The motives were varied. As described, writing, and especially publishing is in my blood. Just as for others its mechanics, caring for others, crunching numbers or whatever. for me it’s about creating publications, large and small. So I can’t say exactly why I wanted to do that, god knows it was a long road, I just couldn’t help myself, I had to do it.



The thing about climbing guidebooks is though: they aren’t just any old book, another vertical spine on a shelf, a story to be read once, maybe twice and then forgotten. Climbing guidebooks have a life like few other books can ever imagine. For a bestselling novel, the story is contained within the pages. The reader delves into this world, becomes lost and returns, may share opinions, emotions and ideas with others but the story never really truly comes to life. Even if a blockbuster film results, it’s still completely intangible.



Not so the guidebook. Here the story is brief. The images just one snapshot in time. But the possibilities the guidebook incites are endless.



The guidebook is a catalyst for adventure a portal to infinite combinations of weather, time, season and emotion. Success, failure, suffering, relaxation all flow from the inspiration and action triggered by a few words.



Then there is the community. True, readers of the latest Governor-Generals award winner can have a cult-like kinship whipped up by the likes of the CBC’s Canada Reads. But again, this relationship is all based on a nebulous and finite narrative. For local climbers who share a love of their home-turf and are tied together by the threads of a common bible the bonds are far deeper. There is no joy greater than discovering another who has shared a route, who understands the challenges overcome, the puzzles solved, the rewards achieved.



Did I realize I would be a part of this back in 1991 when I sat on a boulder under Crest Creek Crag and lamely outlined the route topo in a sketchbook? Not a chance!



Now with the latest Vancouver Island mountain guidebook (Island Select) at the printers in Manitoba, there is a calm between the twin storms of production and distribution. I have some time to reflect on the process of writing a guidebook and to ponder the uncertainty of the risks involved.



The biggest risk brings us right back to the initial question of print books viability.
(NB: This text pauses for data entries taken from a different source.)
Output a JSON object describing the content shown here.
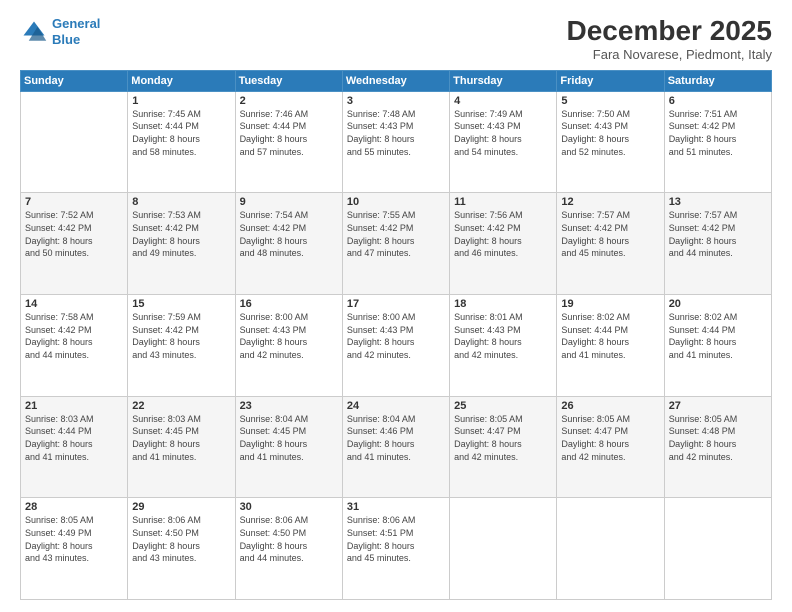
{
  "logo": {
    "line1": "General",
    "line2": "Blue"
  },
  "title": "December 2025",
  "subtitle": "Fara Novarese, Piedmont, Italy",
  "days_of_week": [
    "Sunday",
    "Monday",
    "Tuesday",
    "Wednesday",
    "Thursday",
    "Friday",
    "Saturday"
  ],
  "weeks": [
    [
      {
        "day": "",
        "info": ""
      },
      {
        "day": "1",
        "info": "Sunrise: 7:45 AM\nSunset: 4:44 PM\nDaylight: 8 hours\nand 58 minutes."
      },
      {
        "day": "2",
        "info": "Sunrise: 7:46 AM\nSunset: 4:44 PM\nDaylight: 8 hours\nand 57 minutes."
      },
      {
        "day": "3",
        "info": "Sunrise: 7:48 AM\nSunset: 4:43 PM\nDaylight: 8 hours\nand 55 minutes."
      },
      {
        "day": "4",
        "info": "Sunrise: 7:49 AM\nSunset: 4:43 PM\nDaylight: 8 hours\nand 54 minutes."
      },
      {
        "day": "5",
        "info": "Sunrise: 7:50 AM\nSunset: 4:43 PM\nDaylight: 8 hours\nand 52 minutes."
      },
      {
        "day": "6",
        "info": "Sunrise: 7:51 AM\nSunset: 4:42 PM\nDaylight: 8 hours\nand 51 minutes."
      }
    ],
    [
      {
        "day": "7",
        "info": "Sunrise: 7:52 AM\nSunset: 4:42 PM\nDaylight: 8 hours\nand 50 minutes."
      },
      {
        "day": "8",
        "info": "Sunrise: 7:53 AM\nSunset: 4:42 PM\nDaylight: 8 hours\nand 49 minutes."
      },
      {
        "day": "9",
        "info": "Sunrise: 7:54 AM\nSunset: 4:42 PM\nDaylight: 8 hours\nand 48 minutes."
      },
      {
        "day": "10",
        "info": "Sunrise: 7:55 AM\nSunset: 4:42 PM\nDaylight: 8 hours\nand 47 minutes."
      },
      {
        "day": "11",
        "info": "Sunrise: 7:56 AM\nSunset: 4:42 PM\nDaylight: 8 hours\nand 46 minutes."
      },
      {
        "day": "12",
        "info": "Sunrise: 7:57 AM\nSunset: 4:42 PM\nDaylight: 8 hours\nand 45 minutes."
      },
      {
        "day": "13",
        "info": "Sunrise: 7:57 AM\nSunset: 4:42 PM\nDaylight: 8 hours\nand 44 minutes."
      }
    ],
    [
      {
        "day": "14",
        "info": "Sunrise: 7:58 AM\nSunset: 4:42 PM\nDaylight: 8 hours\nand 44 minutes."
      },
      {
        "day": "15",
        "info": "Sunrise: 7:59 AM\nSunset: 4:42 PM\nDaylight: 8 hours\nand 43 minutes."
      },
      {
        "day": "16",
        "info": "Sunrise: 8:00 AM\nSunset: 4:43 PM\nDaylight: 8 hours\nand 42 minutes."
      },
      {
        "day": "17",
        "info": "Sunrise: 8:00 AM\nSunset: 4:43 PM\nDaylight: 8 hours\nand 42 minutes."
      },
      {
        "day": "18",
        "info": "Sunrise: 8:01 AM\nSunset: 4:43 PM\nDaylight: 8 hours\nand 42 minutes."
      },
      {
        "day": "19",
        "info": "Sunrise: 8:02 AM\nSunset: 4:44 PM\nDaylight: 8 hours\nand 41 minutes."
      },
      {
        "day": "20",
        "info": "Sunrise: 8:02 AM\nSunset: 4:44 PM\nDaylight: 8 hours\nand 41 minutes."
      }
    ],
    [
      {
        "day": "21",
        "info": "Sunrise: 8:03 AM\nSunset: 4:44 PM\nDaylight: 8 hours\nand 41 minutes."
      },
      {
        "day": "22",
        "info": "Sunrise: 8:03 AM\nSunset: 4:45 PM\nDaylight: 8 hours\nand 41 minutes."
      },
      {
        "day": "23",
        "info": "Sunrise: 8:04 AM\nSunset: 4:45 PM\nDaylight: 8 hours\nand 41 minutes."
      },
      {
        "day": "24",
        "info": "Sunrise: 8:04 AM\nSunset: 4:46 PM\nDaylight: 8 hours\nand 41 minutes."
      },
      {
        "day": "25",
        "info": "Sunrise: 8:05 AM\nSunset: 4:47 PM\nDaylight: 8 hours\nand 42 minutes."
      },
      {
        "day": "26",
        "info": "Sunrise: 8:05 AM\nSunset: 4:47 PM\nDaylight: 8 hours\nand 42 minutes."
      },
      {
        "day": "27",
        "info": "Sunrise: 8:05 AM\nSunset: 4:48 PM\nDaylight: 8 hours\nand 42 minutes."
      }
    ],
    [
      {
        "day": "28",
        "info": "Sunrise: 8:05 AM\nSunset: 4:49 PM\nDaylight: 8 hours\nand 43 minutes."
      },
      {
        "day": "29",
        "info": "Sunrise: 8:06 AM\nSunset: 4:50 PM\nDaylight: 8 hours\nand 43 minutes."
      },
      {
        "day": "30",
        "info": "Sunrise: 8:06 AM\nSunset: 4:50 PM\nDaylight: 8 hours\nand 44 minutes."
      },
      {
        "day": "31",
        "info": "Sunrise: 8:06 AM\nSunset: 4:51 PM\nDaylight: 8 hours\nand 45 minutes."
      },
      {
        "day": "",
        "info": ""
      },
      {
        "day": "",
        "info": ""
      },
      {
        "day": "",
        "info": ""
      }
    ]
  ]
}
Having just spent another decade, for a total of 25 years, accumulating photographs and 3 pretty solid years of repeating climbs and riding desk jockey committing it all to paper, I can’t say that there isn’t some apprehension. Will the Island community embrace this new book? Will Island Select fulfill its potential to tie our community bounds stronger, to inspire a new wave of adventure? And importantly for me personally, will it bring the financial return essential for me to be able to continue the endeavour?



Does SummitPost and FaceBook make a book seem quaint and trivial in the era of real time information sharing and gathering? What can a guidebook tell you that Google Earth can’t? Heaven knows I consulted it enough times writing it!



Of course this is not to say that today’s print book is confined to paper. With some extra work and know-how I’ve converted all my books into electronic editions and Island Select has been specifically designed from the outset to work in an eBook format.



While I’m most excited about the paper edition; a part of me is also curious to see what the potential for the eBook is.



Will regular updates have an effect on new route development? If you know your new climb is going to be appearing on iPhones and tablets within days of completion is that an incentive? Does that invite unnecessary risk? Will technology (and our ability to figure it out) allow more integration between the guidebook and social media, online mapping etc..? Is technology poised to offer un-precedented levels of risk aversion through real time forecasting - is this a persuasive argument for wi-fi in park’s?



There are still many questions to be answered but one things is certain. Our Island Alps are an amazing place to spend time and the next best thing to being out there, is day dreaming about them!